The key point is the Cavalieri's principle, which allows us to relate areas to volumes without double integrals.

In this context, it is proved that $$v(S)=\int_a^b A(u)\,du,$$ for any $u$-axis, where $A$ is the cross-sectional area for the $u$-axis.

The generic $u$-axis can be replaced by the usual $x$-axis or $y$-axis. In other words: horizontal as well as vertical slicing are allowed, that is, the usual formulas $$V(S)=\int_a^b A(x)\,dx\quad\text{and}\quad V(S)=\int_c^d B(y)\,dy$$ are valid.

Apostol's approach uses step functions. However, under suitable hypothesis, it's possible to adapt the argument for the context of Stewart's definition of integral. See the proof here.

Remark: An axiomatic definition is not mandatory. Given that Cavalieri's principle is assumed to be true, the said proof (of the independence of the axes) validates Stewart's definition. Maybe this is the simplest possible approach.

Answer 4

In a third-semester calculus course one typically defines double-integration over a suitable family of plane regions, by approximating the region by small rectangles as size tends to zero. In such a setting, one proves Fubini's theorem, to the effect that the double-integration equals the iterated integral (again over suitable domains). If you are only interested in a rotation of $\frac{\pi}2$, then such a double application of Fubini is sufficient to establish that the integral (in particular, the area) will be the same.

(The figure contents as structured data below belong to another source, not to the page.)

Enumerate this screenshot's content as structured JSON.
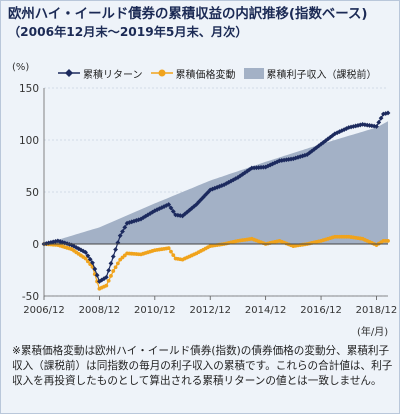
{
  "title": "欧州ハイ・イールド債券の累積収益の内訳推移(指数ベース)",
  "subtitle": "（2006年12月末～2019年5月末、月次）",
  "footnote": "※累積価格変動は欧州ハイ・イールド債券(指数)の債券価格の変動分、累積利子収入（課税前）は同指数の毎月の利子収入の累積です。これらの合計値は、利子収入を再投資したものとして算出される累積リターンの値とは一致しません。",
  "colors": {
    "return_line": "#1c2a5e",
    "price_line": "#f0a31c",
    "interest_area": "#a3b1c6",
    "background": "#eef3f9"
  },
  "chart_data": {
    "type": "area",
    "title": "欧州ハイ・イールド債券の累積収益の内訳推移(指数ベース)",
    "ylabel": "(%)",
    "xlabel": "(年/月)",
    "ylim": [
      -50,
      150
    ],
    "yticks": [
      -50,
      0,
      50,
      100,
      150
    ],
    "xlim": [
      "2006/12",
      "2019/05"
    ],
    "xticks": [
      "2006/12",
      "2008/12",
      "2010/12",
      "2012/12",
      "2014/12",
      "2016/12",
      "2018/12"
    ],
    "grid": true,
    "legend_position": "top",
    "series": [
      {
        "name": "累積リターン",
        "type": "line",
        "color": "#1c2a5e",
        "marker": "diamond",
        "points": [
          [
            "2006/12",
            0
          ],
          [
            "2007/06",
            3
          ],
          [
            "2007/12",
            -1
          ],
          [
            "2008/06",
            -8
          ],
          [
            "2008/09",
            -18
          ],
          [
            "2008/12",
            -36
          ],
          [
            "2009/03",
            -32
          ],
          [
            "2009/06",
            -12
          ],
          [
            "2009/09",
            8
          ],
          [
            "2009/12",
            20
          ],
          [
            "2010/06",
            24
          ],
          [
            "2010/12",
            32
          ],
          [
            "2011/06",
            38
          ],
          [
            "2011/09",
            28
          ],
          [
            "2011/12",
            27
          ],
          [
            "2012/06",
            38
          ],
          [
            "2012/12",
            52
          ],
          [
            "2013/06",
            57
          ],
          [
            "2013/12",
            64
          ],
          [
            "2014/06",
            73
          ],
          [
            "2014/12",
            74
          ],
          [
            "2015/06",
            80
          ],
          [
            "2015/12",
            82
          ],
          [
            "2016/06",
            86
          ],
          [
            "2016/12",
            96
          ],
          [
            "2017/06",
            106
          ],
          [
            "2017/12",
            112
          ],
          [
            "2018/06",
            115
          ],
          [
            "2018/12",
            113
          ],
          [
            "2019/03",
            125
          ],
          [
            "2019/05",
            126
          ]
        ]
      },
      {
        "name": "累積価格変動",
        "type": "line",
        "color": "#f0a31c",
        "marker": "circle",
        "points": [
          [
            "2006/12",
            0
          ],
          [
            "2007/06",
            -1
          ],
          [
            "2007/12",
            -5
          ],
          [
            "2008/06",
            -14
          ],
          [
            "2008/09",
            -22
          ],
          [
            "2008/12",
            -43
          ],
          [
            "2009/03",
            -40
          ],
          [
            "2009/06",
            -26
          ],
          [
            "2009/09",
            -15
          ],
          [
            "2009/12",
            -9
          ],
          [
            "2010/06",
            -10
          ],
          [
            "2010/12",
            -6
          ],
          [
            "2011/06",
            -4
          ],
          [
            "2011/09",
            -14
          ],
          [
            "2011/12",
            -15
          ],
          [
            "2012/06",
            -9
          ],
          [
            "2012/12",
            -2
          ],
          [
            "2013/06",
            0
          ],
          [
            "2013/12",
            3
          ],
          [
            "2014/06",
            5
          ],
          [
            "2014/12",
            0
          ],
          [
            "2015/06",
            3
          ],
          [
            "2015/12",
            -2
          ],
          [
            "2016/06",
            0
          ],
          [
            "2016/12",
            3
          ],
          [
            "2017/06",
            7
          ],
          [
            "2017/12",
            7
          ],
          [
            "2018/06",
            5
          ],
          [
            "2018/12",
            -1
          ],
          [
            "2019/03",
            3
          ],
          [
            "2019/05",
            3
          ]
        ]
      },
      {
        "name": "累積利子収入（課税前）",
        "type": "area",
        "color": "#a3b1c6",
        "points": [
          [
            "2006/12",
            0
          ],
          [
            "2008/12",
            16
          ],
          [
            "2010/12",
            39
          ],
          [
            "2012/12",
            61
          ],
          [
            "2014/12",
            79
          ],
          [
            "2016/12",
            96
          ],
          [
            "2018/12",
            112
          ],
          [
            "2019/05",
            118
          ]
        ]
      }
    ]
  }
}
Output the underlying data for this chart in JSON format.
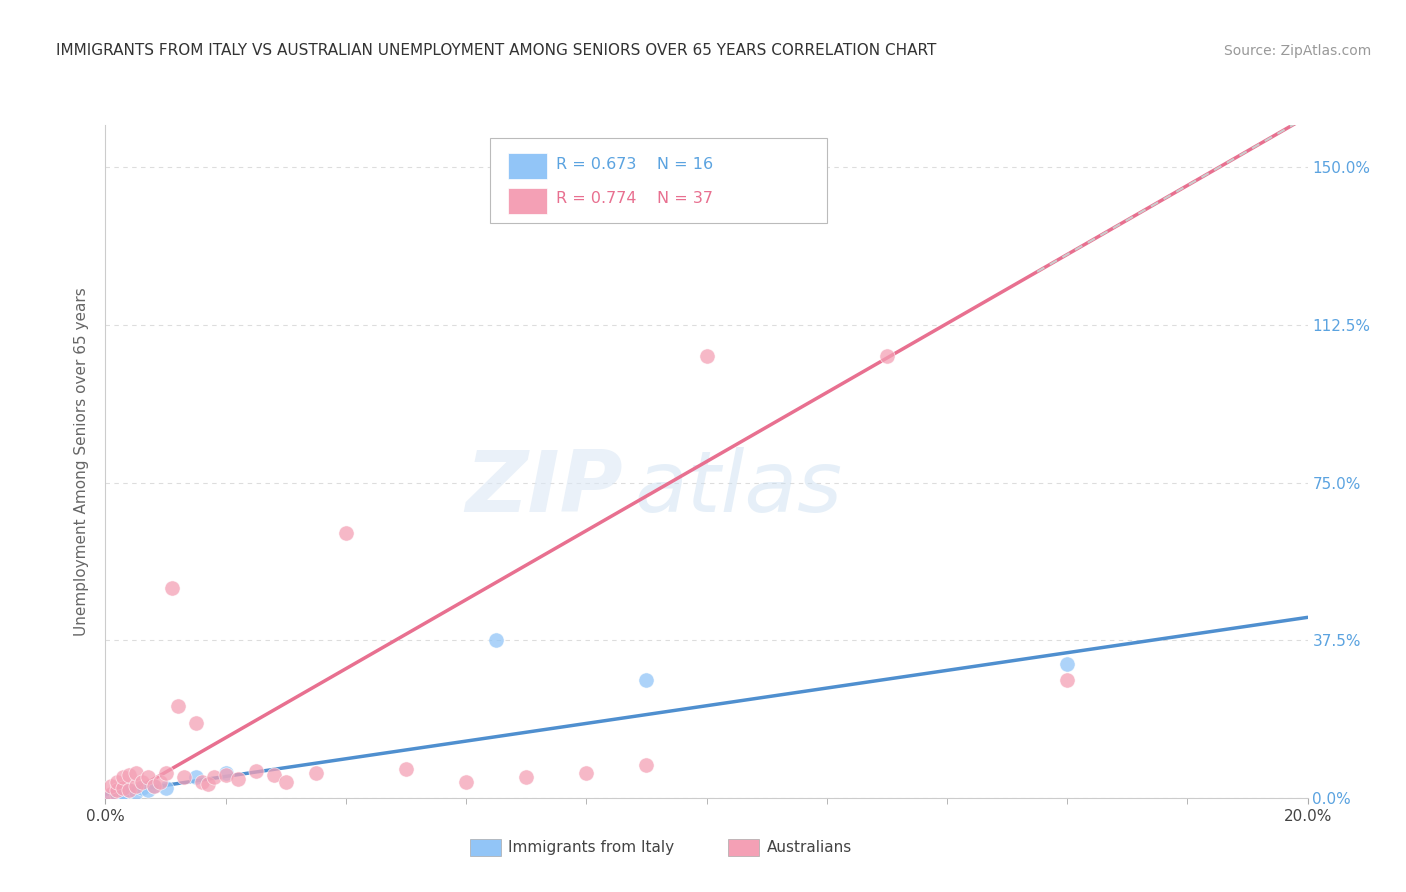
{
  "title": "IMMIGRANTS FROM ITALY VS AUSTRALIAN UNEMPLOYMENT AMONG SENIORS OVER 65 YEARS CORRELATION CHART",
  "source": "Source: ZipAtlas.com",
  "ylabel": "Unemployment Among Seniors over 65 years",
  "xlim": [
    0.0,
    0.2
  ],
  "ylim": [
    0.0,
    1.6
  ],
  "xtick_labels": [
    "0.0%",
    "20.0%"
  ],
  "ytick_labels_right": [
    "0.0%",
    "37.5%",
    "75.0%",
    "112.5%",
    "150.0%"
  ],
  "ytick_vals_right": [
    0.0,
    0.375,
    0.75,
    1.125,
    1.5
  ],
  "legend_label1": "Immigrants from Italy",
  "legend_label2": "Australians",
  "r1": 0.673,
  "n1": 16,
  "r2": 0.774,
  "n2": 37,
  "color1": "#92c5f7",
  "color2": "#f4a0b5",
  "trendline1_color": "#4f8fcf",
  "trendline2_color": "#e87090",
  "trendline2_dashed_color": "#cccccc",
  "scatter1_x": [
    0.001,
    0.002,
    0.002,
    0.003,
    0.003,
    0.004,
    0.005,
    0.006,
    0.007,
    0.008,
    0.01,
    0.015,
    0.02,
    0.065,
    0.09,
    0.16
  ],
  "scatter1_y": [
    0.005,
    0.007,
    0.01,
    0.005,
    0.015,
    0.02,
    0.015,
    0.025,
    0.02,
    0.03,
    0.025,
    0.05,
    0.06,
    0.375,
    0.28,
    0.32
  ],
  "scatter2_x": [
    0.001,
    0.001,
    0.002,
    0.002,
    0.003,
    0.003,
    0.004,
    0.004,
    0.005,
    0.005,
    0.006,
    0.007,
    0.008,
    0.009,
    0.01,
    0.011,
    0.012,
    0.013,
    0.015,
    0.016,
    0.017,
    0.018,
    0.02,
    0.022,
    0.025,
    0.028,
    0.03,
    0.035,
    0.04,
    0.05,
    0.06,
    0.07,
    0.08,
    0.09,
    0.1,
    0.13,
    0.16
  ],
  "scatter2_y": [
    0.01,
    0.03,
    0.02,
    0.04,
    0.025,
    0.05,
    0.02,
    0.055,
    0.03,
    0.06,
    0.04,
    0.05,
    0.03,
    0.04,
    0.06,
    0.5,
    0.22,
    0.05,
    0.18,
    0.04,
    0.035,
    0.05,
    0.055,
    0.045,
    0.065,
    0.055,
    0.04,
    0.06,
    0.63,
    0.07,
    0.04,
    0.05,
    0.06,
    0.08,
    1.05,
    1.05,
    0.28
  ],
  "trendline1_slope": 2.1,
  "trendline1_intercept": 0.01,
  "trendline2_slope": 8.2,
  "trendline2_intercept": -0.02,
  "watermark_zip": "ZIP",
  "watermark_atlas": "atlas",
  "background_color": "#ffffff"
}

If you want more general rotations, probably one would have to do a bit of more advanced differential geometry and introduce at least 1-forms and 2-forms, so one can speak of the area form and its invariance under rotations. But possibly one can take a shortcut via polar coordinates and show that the expression remains the same under integration.

Answer 5

As a former student, I would prefer an actual example of calculating a solid volume.
My favorite one is calculating the formula for the volume of pyramid, say hexagonal one. You can do that by horizontally slicing the shape into infinitely many flat sections and integrating over that. Just use function for the area of each slice, dependent on the value of h, the height.
It has the added benefit of explaining where these weird 1/3 in the formula came from.
You can also show that number of walls does not affect the volume in any way - a three sided pyramid has the same formula as twenty sided one, and in fact the same as a cone.

You can end the example by stating they no longer have to memorize the formula for the volume, since they can derive it themselves.